According to Granville, many cosmetics simply throw collagen at the skin in hopes of restoration of the aged skin. He said this is ultimately ineffective.

“The body produces collagen and assembles it in a sort of basket-woven form, very similar to looking at a blanket. That requires other proteins as well. Obviously, things that would hold it together like the nails and brackets that would hold together a wall,” he said.

Granville's research may allow for the creation of a drug that could block the aging enzyme.

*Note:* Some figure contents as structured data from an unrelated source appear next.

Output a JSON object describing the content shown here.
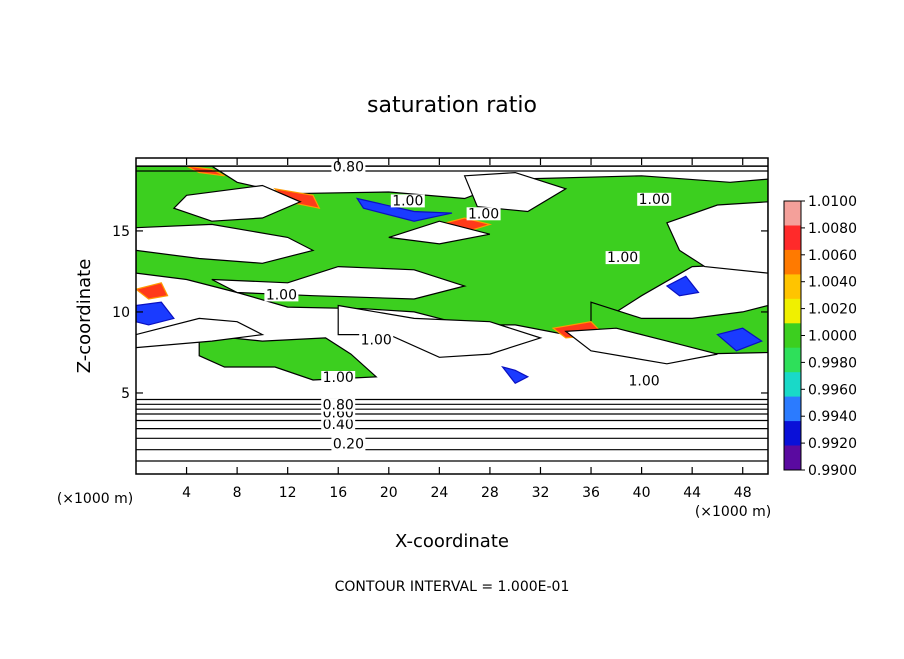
{
  "chart_data": {
    "type": "heatmap",
    "title": "saturation ratio",
    "xlabel": "X-coordinate",
    "ylabel": "Z-coordinate",
    "x_unit": "(×1000 m)",
    "y_unit": "(×1000 m)",
    "xlim": [
      0,
      50
    ],
    "ylim": [
      0,
      19.5
    ],
    "x_ticks": [
      "4",
      "8",
      "12",
      "16",
      "20",
      "24",
      "28",
      "32",
      "36",
      "40",
      "44",
      "48"
    ],
    "y_ticks": [
      "5",
      "10",
      "15"
    ],
    "footer": "CONTOUR INTERVAL = 1.000E-01",
    "colorbar": {
      "labels": [
        "1.0100",
        "1.0080",
        "1.0060",
        "1.0040",
        "1.0020",
        "1.0000",
        "0.9980",
        "0.9960",
        "0.9940",
        "0.9920",
        "0.9900"
      ],
      "colors": [
        "#f4a09a",
        "#ff2a2a",
        "#ff7a00",
        "#ffc400",
        "#f0f000",
        "#3ccf1f",
        "#2ee05a",
        "#19d9c8",
        "#2b7bff",
        "#0a10d8",
        "#5a0aa0"
      ]
    },
    "contour_labels": [
      {
        "text": "0.20",
        "x": 16.8,
        "y": 1.7
      },
      {
        "text": "0.40",
        "x": 16.0,
        "y": 2.9
      },
      {
        "text": "0.60",
        "x": 16.0,
        "y": 3.6
      },
      {
        "text": "0.80",
        "x": 16.0,
        "y": 4.1
      },
      {
        "text": "1.00",
        "x": 16.0,
        "y": 5.8
      },
      {
        "text": "1.00",
        "x": 19.0,
        "y": 8.1
      },
      {
        "text": "1.00",
        "x": 11.5,
        "y": 10.9
      },
      {
        "text": "1.00",
        "x": 40.2,
        "y": 5.6
      },
      {
        "text": "1.00",
        "x": 27.5,
        "y": 15.9
      },
      {
        "text": "1.00",
        "x": 21.5,
        "y": 16.7
      },
      {
        "text": "1.00",
        "x": 38.5,
        "y": 13.2
      },
      {
        "text": "1.00",
        "x": 41.0,
        "y": 16.8
      },
      {
        "text": "0.80",
        "x": 16.8,
        "y": 18.8
      }
    ],
    "saturated_regions_green": [
      [
        [
          0,
          19
        ],
        [
          6,
          19
        ],
        [
          8,
          18
        ],
        [
          12,
          17.3
        ],
        [
          20,
          17.4
        ],
        [
          26,
          17
        ],
        [
          30,
          18.2
        ],
        [
          40,
          18.4
        ],
        [
          47,
          18
        ],
        [
          50,
          18.2
        ],
        [
          50,
          13
        ],
        [
          44,
          12.8
        ],
        [
          40,
          11
        ],
        [
          38,
          10
        ],
        [
          34,
          8.6
        ],
        [
          30,
          9.2
        ],
        [
          26,
          9.2
        ],
        [
          22,
          10
        ],
        [
          18,
          10.2
        ],
        [
          12,
          10.3
        ],
        [
          8,
          11.2
        ],
        [
          4,
          12
        ],
        [
          0,
          12.4
        ]
      ],
      [
        [
          5,
          8.6
        ],
        [
          10,
          8.2
        ],
        [
          15,
          8.4
        ],
        [
          17,
          7.4
        ],
        [
          19,
          6
        ],
        [
          14,
          5.8
        ],
        [
          11,
          6.6
        ],
        [
          7,
          6.6
        ],
        [
          5,
          7.3
        ]
      ],
      [
        [
          36,
          10.6
        ],
        [
          40,
          9.6
        ],
        [
          44,
          9.6
        ],
        [
          48,
          10
        ],
        [
          50,
          10.4
        ],
        [
          50,
          7.5
        ],
        [
          44,
          7.4
        ],
        [
          40,
          8.6
        ],
        [
          36,
          9
        ]
      ]
    ],
    "white_regions": [
      [
        [
          4,
          17.2
        ],
        [
          10,
          17.8
        ],
        [
          13,
          16.8
        ],
        [
          10,
          15.8
        ],
        [
          6,
          15.6
        ],
        [
          3,
          16.4
        ]
      ],
      [
        [
          0,
          15.2
        ],
        [
          6,
          15.4
        ],
        [
          12,
          14.6
        ],
        [
          14,
          13.8
        ],
        [
          10,
          13
        ],
        [
          5,
          13.3
        ],
        [
          0,
          13.8
        ]
      ],
      [
        [
          6,
          12
        ],
        [
          12,
          11.8
        ],
        [
          16,
          12.8
        ],
        [
          22,
          12.6
        ],
        [
          26,
          11.6
        ],
        [
          22,
          10.8
        ],
        [
          14,
          11
        ],
        [
          8,
          11.2
        ]
      ],
      [
        [
          26,
          18.4
        ],
        [
          30,
          18.6
        ],
        [
          34,
          17.6
        ],
        [
          31,
          16.2
        ],
        [
          27,
          16.5
        ]
      ],
      [
        [
          42,
          15.5
        ],
        [
          46,
          16.6
        ],
        [
          50,
          16.8
        ],
        [
          50,
          12.4
        ],
        [
          45,
          12.8
        ],
        [
          43,
          13.8
        ]
      ],
      [
        [
          20,
          14.6
        ],
        [
          24,
          15.6
        ],
        [
          28,
          14.8
        ],
        [
          24,
          14.2
        ]
      ],
      [
        [
          16,
          10.4
        ],
        [
          22,
          9.6
        ],
        [
          28,
          9.4
        ],
        [
          32,
          8.4
        ],
        [
          28,
          7.4
        ],
        [
          24,
          7.2
        ],
        [
          20,
          8.6
        ],
        [
          16,
          8.6
        ]
      ],
      [
        [
          0,
          8.6
        ],
        [
          5,
          9.6
        ],
        [
          8,
          9.4
        ],
        [
          10,
          8.6
        ],
        [
          6,
          8.2
        ],
        [
          0,
          7.8
        ]
      ],
      [
        [
          34,
          8.8
        ],
        [
          38,
          9
        ],
        [
          42,
          8.2
        ],
        [
          46,
          7.4
        ],
        [
          42,
          6.8
        ],
        [
          36,
          7.6
        ]
      ]
    ],
    "undersaturated_rim_blue": [
      [
        [
          0,
          10.4
        ],
        [
          2,
          10.6
        ],
        [
          3,
          9.6
        ],
        [
          1,
          9.2
        ],
        [
          0,
          9.4
        ]
      ],
      [
        [
          17.5,
          17
        ],
        [
          22,
          16.2
        ],
        [
          25,
          16.1
        ],
        [
          22,
          15.6
        ],
        [
          18,
          16.4
        ]
      ],
      [
        [
          29,
          6.6
        ],
        [
          30,
          6.4
        ],
        [
          31,
          6
        ],
        [
          30,
          5.6
        ]
      ],
      [
        [
          46,
          8.6
        ],
        [
          48,
          9
        ],
        [
          49.5,
          8.2
        ],
        [
          47.5,
          7.6
        ]
      ],
      [
        [
          42,
          11.6
        ],
        [
          43.5,
          12.2
        ],
        [
          44.5,
          11.2
        ],
        [
          43,
          11
        ]
      ]
    ],
    "supersaturated_rim_red": [
      [
        [
          4,
          19
        ],
        [
          6,
          18.8
        ],
        [
          7,
          18.4
        ],
        [
          5,
          18.6
        ]
      ],
      [
        [
          11,
          17.6
        ],
        [
          14,
          17.2
        ],
        [
          14.5,
          16.4
        ],
        [
          12,
          16.8
        ]
      ],
      [
        [
          24,
          15.4
        ],
        [
          26,
          15.8
        ],
        [
          28,
          15.4
        ],
        [
          25.5,
          14.8
        ]
      ],
      [
        [
          0,
          11.4
        ],
        [
          2,
          11.8
        ],
        [
          2.5,
          11
        ],
        [
          1,
          10.8
        ]
      ],
      [
        [
          33,
          9
        ],
        [
          36,
          9.4
        ],
        [
          37,
          8.6
        ],
        [
          34,
          8.4
        ]
      ]
    ],
    "horizontal_contours": [
      0.8,
      1.5,
      2.2,
      2.8,
      3.3,
      3.7,
      4.0,
      4.3,
      4.6
    ]
  }
}
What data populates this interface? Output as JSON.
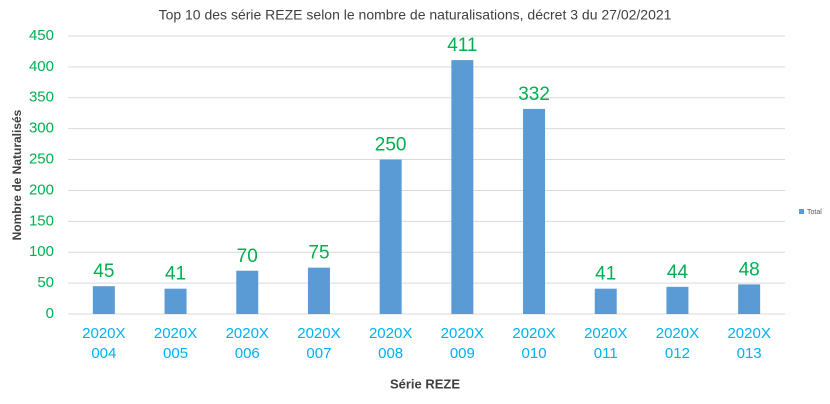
{
  "chart_data": {
    "type": "bar",
    "title": "Top 10 des série REZE selon le nombre de naturalisations, décret 3 du 27/02/2021",
    "x_label": "Série REZE",
    "y_label": "Nombre de Naturalisés",
    "categories": [
      "2020X 004",
      "2020X 005",
      "2020X 006",
      "2020X 007",
      "2020X 008",
      "2020X 009",
      "2020X 010",
      "2020X 011",
      "2020X 012",
      "2020X 013"
    ],
    "series": [
      {
        "name": "Total",
        "color": "#5b9bd5",
        "values": [
          45,
          41,
          70,
          75,
          250,
          411,
          332,
          41,
          44,
          48
        ]
      }
    ],
    "ylim": [
      0,
      450
    ],
    "yticks": [
      0,
      50,
      100,
      150,
      200,
      250,
      300,
      350,
      400,
      450
    ],
    "grid": true,
    "legend": "right"
  }
}
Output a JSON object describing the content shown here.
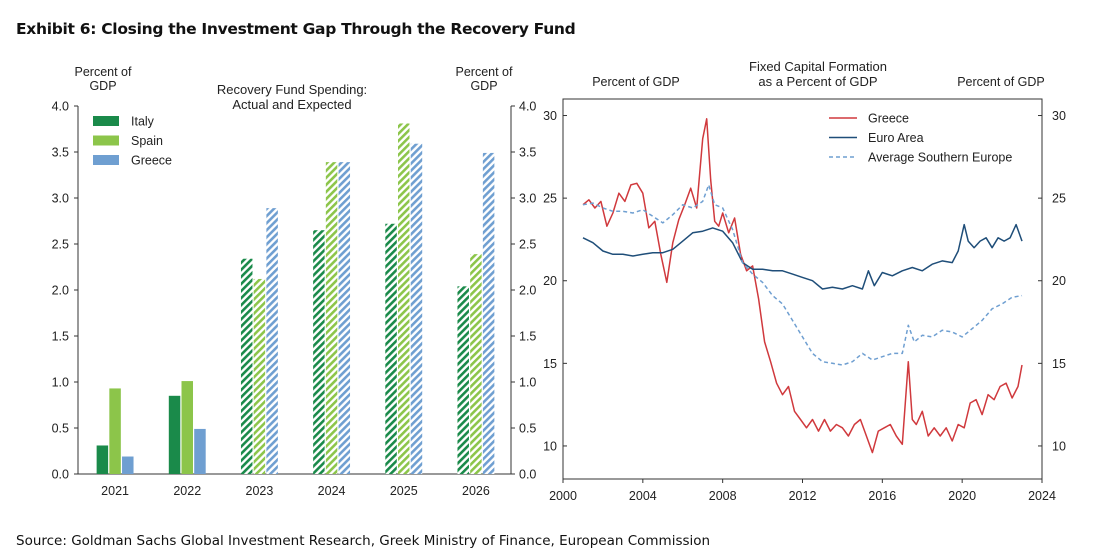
{
  "title": "Exhibit 6: Closing the Investment Gap Through the Recovery Fund",
  "source": "Source: Goldman Sachs Global Investment Research, Greek Ministry of Finance, European Commission",
  "colors": {
    "italy": "#1a8a4a",
    "spain": "#8cc54a",
    "greece_bar": "#6f9fd1",
    "greece_line": "#d0393d",
    "euro_area": "#1f4e79",
    "avg_southern": "#6f9fd1"
  },
  "chart_data": [
    {
      "type": "bar",
      "title": "Recovery Fund Spending:",
      "subtitle": "Actual and Expected",
      "ylabel_left": "Percent of\nGDP",
      "ylabel_right": "Percent of\nGDP",
      "ylim": [
        0,
        4.0
      ],
      "yticks": [
        "0.0",
        "0.5",
        "1.0",
        "1.5",
        "2.0",
        "2.5",
        "3.0",
        "3.5",
        "4.0"
      ],
      "categories": [
        "2021",
        "2022",
        "2023",
        "2024",
        "2025",
        "2026"
      ],
      "hatched_from_index": 2,
      "legend_placement": "top-left",
      "series": [
        {
          "name": "Italy",
          "values": [
            0.31,
            0.85,
            2.34,
            2.65,
            2.72,
            2.04
          ]
        },
        {
          "name": "Spain",
          "values": [
            0.93,
            1.01,
            2.12,
            3.39,
            3.81,
            2.39
          ]
        },
        {
          "name": "Greece",
          "values": [
            0.19,
            0.49,
            2.89,
            3.39,
            3.59,
            3.49
          ]
        }
      ]
    },
    {
      "type": "line",
      "title": "Fixed Capital Formation",
      "subtitle": "as a Percent of GDP",
      "ylabel_left": "Percent of GDP",
      "ylabel_right": "Percent of GDP",
      "xlim": [
        2000,
        2024
      ],
      "ylim": [
        8,
        31
      ],
      "xticks": [
        "2000",
        "2004",
        "2008",
        "2012",
        "2016",
        "2020",
        "2024"
      ],
      "yticks": [
        "10",
        "15",
        "20",
        "25",
        "30"
      ],
      "legend_placement": "top-center",
      "series": [
        {
          "name": "Greece",
          "x": [
            2001.0,
            2001.3,
            2001.6,
            2001.9,
            2002.2,
            2002.5,
            2002.8,
            2003.1,
            2003.4,
            2003.7,
            2004.0,
            2004.3,
            2004.6,
            2004.9,
            2005.2,
            2005.5,
            2005.8,
            2006.1,
            2006.4,
            2006.7,
            2007.0,
            2007.2,
            2007.4,
            2007.6,
            2007.8,
            2008.0,
            2008.3,
            2008.6,
            2008.9,
            2009.2,
            2009.5,
            2009.8,
            2010.1,
            2010.4,
            2010.7,
            2011.0,
            2011.3,
            2011.6,
            2011.9,
            2012.2,
            2012.5,
            2012.8,
            2013.1,
            2013.4,
            2013.7,
            2014.0,
            2014.3,
            2014.6,
            2014.9,
            2015.2,
            2015.5,
            2015.8,
            2016.1,
            2016.4,
            2016.7,
            2017.0,
            2017.3,
            2017.5,
            2017.7,
            2018.0,
            2018.3,
            2018.6,
            2018.9,
            2019.2,
            2019.5,
            2019.8,
            2020.1,
            2020.4,
            2020.7,
            2021.0,
            2021.3,
            2021.6,
            2021.9,
            2022.2,
            2022.5,
            2022.8,
            2023.0
          ],
          "y": [
            24.6,
            24.9,
            24.4,
            24.8,
            23.3,
            24.1,
            25.3,
            24.8,
            25.8,
            25.9,
            25.3,
            23.2,
            23.6,
            21.6,
            19.9,
            22.3,
            23.7,
            24.6,
            25.6,
            24.4,
            28.6,
            29.8,
            26.1,
            23.6,
            23.3,
            24.1,
            22.9,
            23.8,
            21.6,
            20.6,
            20.9,
            18.9,
            16.3,
            15.1,
            13.8,
            13.1,
            13.6,
            12.1,
            11.6,
            11.1,
            11.6,
            10.9,
            11.6,
            10.9,
            11.3,
            11.1,
            10.6,
            11.3,
            11.6,
            10.6,
            9.6,
            10.9,
            11.1,
            11.3,
            10.6,
            10.1,
            15.1,
            11.6,
            11.3,
            12.1,
            10.6,
            11.1,
            10.6,
            11.1,
            10.3,
            11.3,
            11.1,
            12.6,
            12.8,
            11.9,
            13.1,
            12.8,
            13.6,
            13.8,
            12.9,
            13.6,
            14.9
          ]
        },
        {
          "name": "Euro Area",
          "x": [
            2001.0,
            2001.5,
            2002.0,
            2002.5,
            2003.0,
            2003.5,
            2004.0,
            2004.5,
            2005.0,
            2005.5,
            2006.0,
            2006.5,
            2007.0,
            2007.5,
            2008.0,
            2008.5,
            2009.0,
            2009.5,
            2010.0,
            2010.5,
            2011.0,
            2011.5,
            2012.0,
            2012.5,
            2013.0,
            2013.5,
            2014.0,
            2014.5,
            2015.0,
            2015.3,
            2015.6,
            2016.0,
            2016.5,
            2017.0,
            2017.5,
            2018.0,
            2018.5,
            2019.0,
            2019.5,
            2019.8,
            2020.1,
            2020.3,
            2020.6,
            2020.9,
            2021.2,
            2021.5,
            2021.8,
            2022.1,
            2022.4,
            2022.7,
            2023.0
          ],
          "y": [
            22.6,
            22.3,
            21.8,
            21.6,
            21.6,
            21.5,
            21.6,
            21.7,
            21.7,
            21.9,
            22.4,
            22.9,
            23.0,
            23.2,
            23.0,
            22.3,
            21.1,
            20.7,
            20.7,
            20.6,
            20.6,
            20.4,
            20.2,
            20.0,
            19.5,
            19.6,
            19.5,
            19.7,
            19.5,
            20.6,
            19.7,
            20.5,
            20.3,
            20.6,
            20.8,
            20.6,
            21.0,
            21.2,
            21.1,
            21.8,
            23.4,
            22.4,
            22.0,
            22.4,
            22.6,
            22.0,
            22.6,
            22.4,
            22.6,
            23.4,
            22.4
          ]
        },
        {
          "name": "Average Southern Europe",
          "x": [
            2001.0,
            2001.5,
            2002.0,
            2002.5,
            2003.0,
            2003.5,
            2004.0,
            2004.5,
            2005.0,
            2005.5,
            2006.0,
            2006.5,
            2007.0,
            2007.3,
            2007.6,
            2008.0,
            2008.5,
            2009.0,
            2009.5,
            2010.0,
            2010.5,
            2011.0,
            2011.5,
            2012.0,
            2012.5,
            2013.0,
            2013.5,
            2014.0,
            2014.5,
            2015.0,
            2015.5,
            2016.0,
            2016.5,
            2017.0,
            2017.3,
            2017.6,
            2018.0,
            2018.5,
            2019.0,
            2019.5,
            2020.0,
            2020.5,
            2021.0,
            2021.5,
            2022.0,
            2022.5,
            2023.0
          ],
          "y": [
            24.6,
            24.7,
            24.4,
            24.2,
            24.2,
            24.1,
            24.3,
            23.9,
            23.5,
            24.0,
            24.6,
            24.4,
            24.8,
            25.8,
            24.6,
            24.4,
            23.1,
            21.1,
            20.4,
            19.9,
            19.1,
            18.6,
            17.6,
            16.6,
            15.6,
            15.1,
            15.0,
            14.9,
            15.1,
            15.6,
            15.2,
            15.4,
            15.6,
            15.6,
            17.3,
            16.3,
            16.7,
            16.6,
            17.0,
            16.9,
            16.6,
            17.1,
            17.6,
            18.3,
            18.6,
            19.0,
            19.1
          ]
        }
      ]
    }
  ]
}
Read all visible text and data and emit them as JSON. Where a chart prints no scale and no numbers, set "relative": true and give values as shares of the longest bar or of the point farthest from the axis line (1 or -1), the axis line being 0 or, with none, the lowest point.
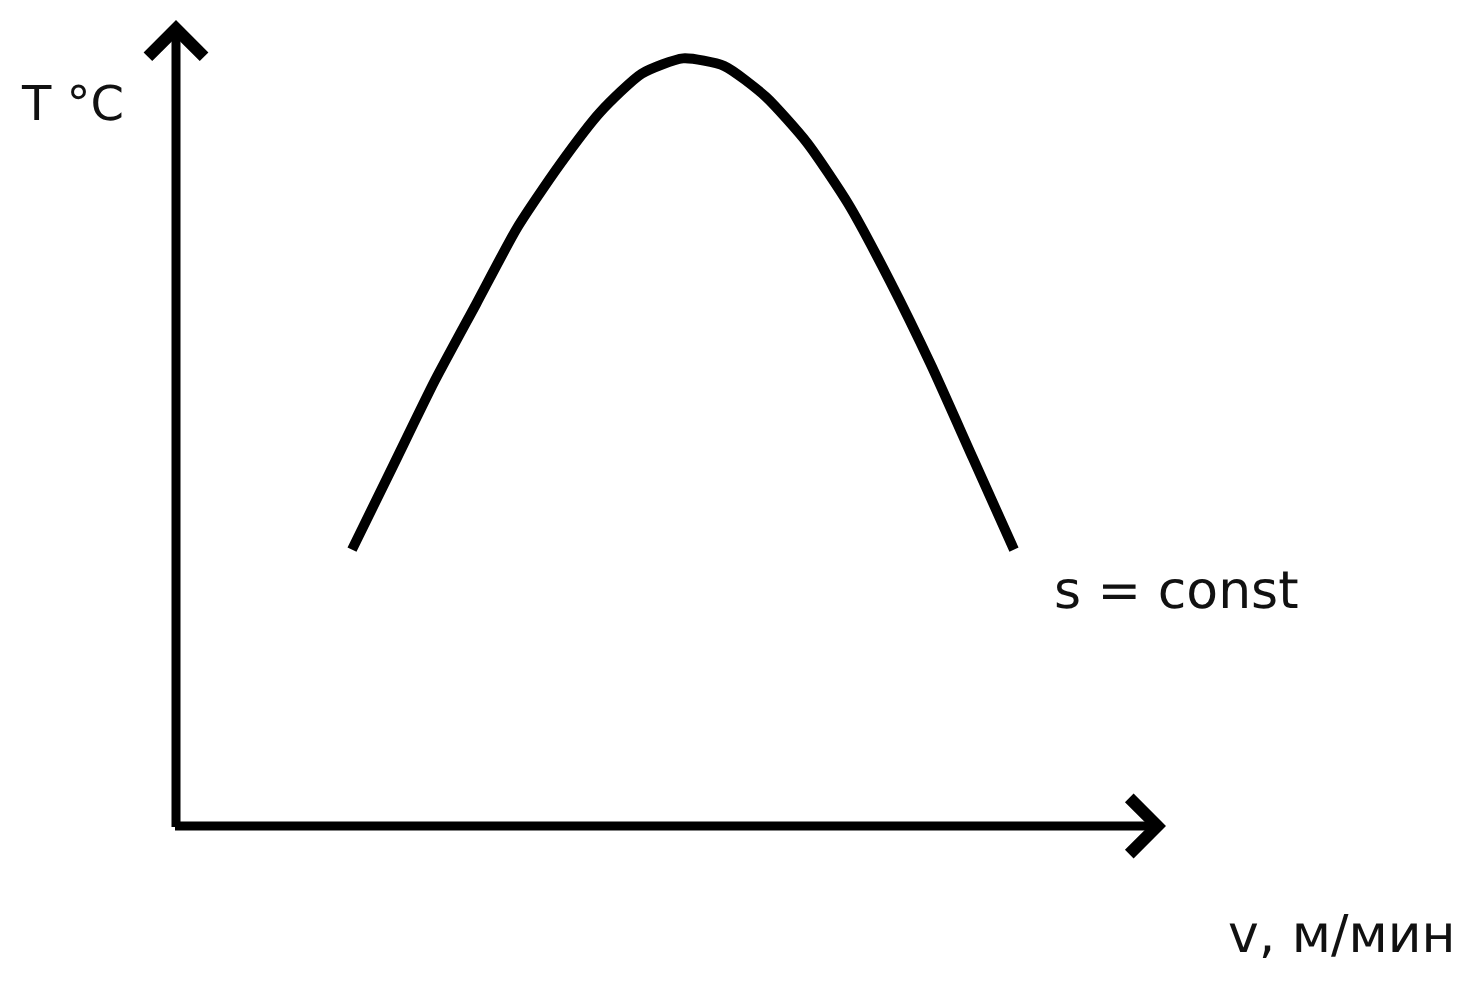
{
  "chart_data": {
    "type": "line",
    "relative": true,
    "xlabel": "v, м/мин",
    "ylabel": "T °C",
    "line_style": "solid",
    "categories": [
      null,
      null,
      null,
      null,
      null,
      null,
      null,
      null,
      null,
      null,
      null,
      null,
      null,
      null,
      null,
      null,
      null
    ],
    "series": [
      {
        "name": "s = const",
        "color": "#000000",
        "values": [
          0.36,
          0.47,
          0.58,
          0.68,
          0.78,
          0.86,
          0.93,
          0.98,
          1.0,
          0.99,
          0.95,
          0.89,
          0.81,
          0.71,
          0.6,
          0.48,
          0.36
        ]
      }
    ]
  }
}
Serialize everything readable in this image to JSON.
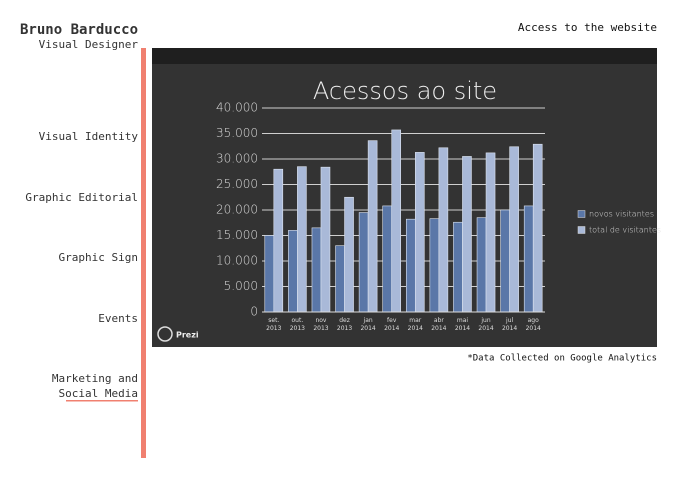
{
  "header": {
    "name": "Bruno Barducco",
    "role": "Visual Designer",
    "link": "Access to the website"
  },
  "nav": [
    "Visual Identity",
    "Graphic Editorial",
    "Graphic Sign",
    "Events",
    "Marketing and",
    "Social Media"
  ],
  "badge": "Prezi",
  "note": "*Data Collected on Google Analytics",
  "chart_data": {
    "type": "bar",
    "title": "Acessos ao site",
    "categories": [
      "set.\n2013",
      "out.\n2013",
      "nov\n2013",
      "dez\n2013",
      "jan\n2014",
      "fev\n2014",
      "mar\n2014",
      "abr\n2014",
      "mai\n2014",
      "jun\n2014",
      "jul\n2014",
      "ago\n2014"
    ],
    "series": [
      {
        "name": "novos visitantes",
        "color": "#5a77a8",
        "values": [
          15000,
          16000,
          16500,
          13000,
          19500,
          20800,
          18200,
          18300,
          17600,
          18500,
          20000,
          20800
        ]
      },
      {
        "name": "total de visitantes",
        "color": "#a9b9d8",
        "values": [
          28000,
          28500,
          28400,
          22500,
          33600,
          35700,
          31300,
          32200,
          30500,
          31200,
          32400,
          32900
        ]
      }
    ],
    "ylim": [
      0,
      40000
    ],
    "yticks": [
      0,
      {
        "value": 5000,
        "label": "5.000"
      },
      {
        "value": 10000,
        "label": "10.000"
      },
      {
        "value": 15000,
        "label": "15.000"
      },
      {
        "value": 20000,
        "label": "20.000"
      },
      {
        "value": 25000,
        "label": "25.000"
      },
      {
        "value": 30000,
        "label": "30.000"
      },
      {
        "value": 35000,
        "label": "35.000"
      },
      {
        "value": 40000,
        "label": "40.000"
      }
    ],
    "grid": true,
    "legend": "right"
  }
}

He formed viDA Therapeutics, Inc. in 2008 to research and make such a product.

“We’re excited about the fact that if we inhibit the Granzyme-B, we could inhibit this degradation and loss of organization of the collagen that holds the skin intact.”

Granville said there are also important health implications of GzmB.

“With respect to people in long-term care facilities, I’ve been working with the wound-healing clinic at St. Paul’s Hospital,” Granville said. “We’re hoping that by inhibiting this, and allowing, we might be able to increase the tensile strength of skin and prevent this skin tearing that occurs, plagues these patients in long-term care facilities.”

Granville hopes his research will be used for benefits beyond better-looking skin.

“We’re not hoping to become cosmetic experts,” he said.